Greg Que verbeeldt dergelijke variaties op zijn eigen wijze, In K09 heeft hij daarvoor onder meer de buitenmuur, de patronen daarvan, de ramen en elementen als de gebeeldhouwde hoofdjes die als ornamenten aan de buitengevel zijn aangebracht in ander materiaal verplaatst naar de kleine ruimte. Het geheel is als het ware een ontdekkingstocht naar overeenkomsten en parallellen.

 

Parallelle universa hangen ook samen met de veronderstelling dat het aantal dimensies waarin we onze dagelijkse omgeving herkennen een zeer beperkt beeld geeft van hoe het werkelijk zou kunnen zijn.
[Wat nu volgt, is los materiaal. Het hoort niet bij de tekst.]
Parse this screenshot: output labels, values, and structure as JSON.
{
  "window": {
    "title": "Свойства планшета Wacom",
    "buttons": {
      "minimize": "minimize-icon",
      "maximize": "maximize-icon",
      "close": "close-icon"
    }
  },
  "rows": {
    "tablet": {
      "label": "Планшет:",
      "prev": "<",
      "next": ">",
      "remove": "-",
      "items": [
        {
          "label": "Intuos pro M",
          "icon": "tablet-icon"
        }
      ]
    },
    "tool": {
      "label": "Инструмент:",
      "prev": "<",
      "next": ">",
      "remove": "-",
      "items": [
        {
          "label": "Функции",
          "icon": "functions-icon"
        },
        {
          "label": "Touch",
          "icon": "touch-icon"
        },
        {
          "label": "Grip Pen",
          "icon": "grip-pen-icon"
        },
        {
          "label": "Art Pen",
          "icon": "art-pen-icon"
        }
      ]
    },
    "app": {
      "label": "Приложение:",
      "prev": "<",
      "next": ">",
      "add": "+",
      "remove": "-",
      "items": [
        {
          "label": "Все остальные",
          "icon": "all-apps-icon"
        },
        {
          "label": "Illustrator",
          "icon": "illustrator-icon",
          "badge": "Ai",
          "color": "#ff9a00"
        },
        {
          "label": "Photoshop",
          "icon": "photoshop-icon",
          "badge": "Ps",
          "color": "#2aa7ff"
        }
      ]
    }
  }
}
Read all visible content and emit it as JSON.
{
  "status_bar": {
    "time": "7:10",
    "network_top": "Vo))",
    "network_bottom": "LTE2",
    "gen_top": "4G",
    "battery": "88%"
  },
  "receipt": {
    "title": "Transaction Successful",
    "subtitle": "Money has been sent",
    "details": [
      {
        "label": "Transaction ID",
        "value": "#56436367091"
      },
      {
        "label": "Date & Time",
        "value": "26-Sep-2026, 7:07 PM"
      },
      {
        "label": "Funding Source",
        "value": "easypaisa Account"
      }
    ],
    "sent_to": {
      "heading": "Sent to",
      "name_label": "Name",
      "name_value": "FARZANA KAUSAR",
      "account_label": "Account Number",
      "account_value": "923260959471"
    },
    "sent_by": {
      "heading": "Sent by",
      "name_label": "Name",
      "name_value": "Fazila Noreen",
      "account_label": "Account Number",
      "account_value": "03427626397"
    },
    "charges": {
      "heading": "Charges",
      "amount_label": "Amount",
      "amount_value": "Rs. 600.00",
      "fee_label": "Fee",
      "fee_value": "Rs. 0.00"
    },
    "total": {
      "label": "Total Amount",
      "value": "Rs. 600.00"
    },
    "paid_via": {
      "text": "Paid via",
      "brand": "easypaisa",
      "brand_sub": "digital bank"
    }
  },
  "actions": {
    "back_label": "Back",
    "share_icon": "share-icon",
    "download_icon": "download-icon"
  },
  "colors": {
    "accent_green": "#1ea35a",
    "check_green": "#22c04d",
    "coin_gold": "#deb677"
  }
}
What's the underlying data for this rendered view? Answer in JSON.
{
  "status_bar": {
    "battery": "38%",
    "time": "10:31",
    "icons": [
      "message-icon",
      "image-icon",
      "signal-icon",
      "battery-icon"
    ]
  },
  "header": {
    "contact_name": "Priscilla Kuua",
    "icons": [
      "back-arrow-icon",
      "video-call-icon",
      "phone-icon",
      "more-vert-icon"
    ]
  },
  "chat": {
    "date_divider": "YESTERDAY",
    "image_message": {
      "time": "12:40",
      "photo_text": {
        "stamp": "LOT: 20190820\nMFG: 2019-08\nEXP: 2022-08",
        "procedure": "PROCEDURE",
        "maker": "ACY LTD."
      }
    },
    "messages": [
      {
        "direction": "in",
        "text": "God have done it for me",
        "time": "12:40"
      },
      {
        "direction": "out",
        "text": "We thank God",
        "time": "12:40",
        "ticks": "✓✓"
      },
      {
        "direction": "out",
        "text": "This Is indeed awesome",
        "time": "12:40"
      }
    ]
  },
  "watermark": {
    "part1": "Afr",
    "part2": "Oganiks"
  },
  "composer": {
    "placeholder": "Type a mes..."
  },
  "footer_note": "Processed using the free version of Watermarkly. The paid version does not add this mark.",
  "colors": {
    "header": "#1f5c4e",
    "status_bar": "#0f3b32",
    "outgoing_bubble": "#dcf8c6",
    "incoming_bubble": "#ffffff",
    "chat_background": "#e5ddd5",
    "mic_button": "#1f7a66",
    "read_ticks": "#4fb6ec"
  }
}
De ruimte wordt door ons gezien in drie dimensies en de tijd ontwikkeld zich, naar ons idee, volgens een vast stramien. In de natuurwetenschappen wordt echter verondersteld dat het aantal dimensies veel groter is dan wij waarnemen. Mogelijk zouden er zelfs wel elf dimensies zijn, waar we in onze beperktheid geen voorstelling van kunnen maken.

Zo is ook het begrip ‘tijd’ daarin een mateloos complexer aangelegenheid dan we veronderstellen. In de beeldende kunst is het mogelijk aangelegenheden met elkaar te verbinden, te veranderen of suggestief aan elkaar te relateren op manieren die normaliter niet mogelijk zouden zijn. In het werk van Maurits van Putten worden vaak dergelijke verbanden gelegd. Zaken uit verschillende tijden worden in een beeld bij elkaar gebracht of illusies van onmogelijkheden worden verbeeld. Zoals dat ook door Escher werd gedaan bijvoorbeeld in afbeeldingen waarin een vis tegelijk een vogel kon zijn of een voorkant gelijktijdig een achterkant van iets. Op zijn beurt gebruikt Maurits van Putten elementen uit het werk van Escher weer voor eigen verbeeldingen, in combinatie met fenomenen uit het verleden of een veronderstelde toekomst. In dit verband is het wel voorstelbaar dat Maurits inmiddels ook aan een studie Geschiedenis aan de RUG is begonnen.

 

Over de beperktheid van ons eigen bestaan, gevangen in de ons bekende dimensies zijn wat metaforen bekend. Zo is er de wereld van de platwezens. Wezens die slechts 2 dimensies kennen: lengte en breedte en geen hoogte of diepte. Boven of onder hen kan zich een wereld bevinden waar ze absoluut geen weet van kunnen hebben. Dit kunnen evenzo weer platwezens zijn, gevangen in dezelfde 2 dimensies, enzovoorts, een stapeling van werelden die zich zonder noemenswaardige ruimte naast elkaar bevinden zonder enige connectie of kennis omtrent elkaars bestaan.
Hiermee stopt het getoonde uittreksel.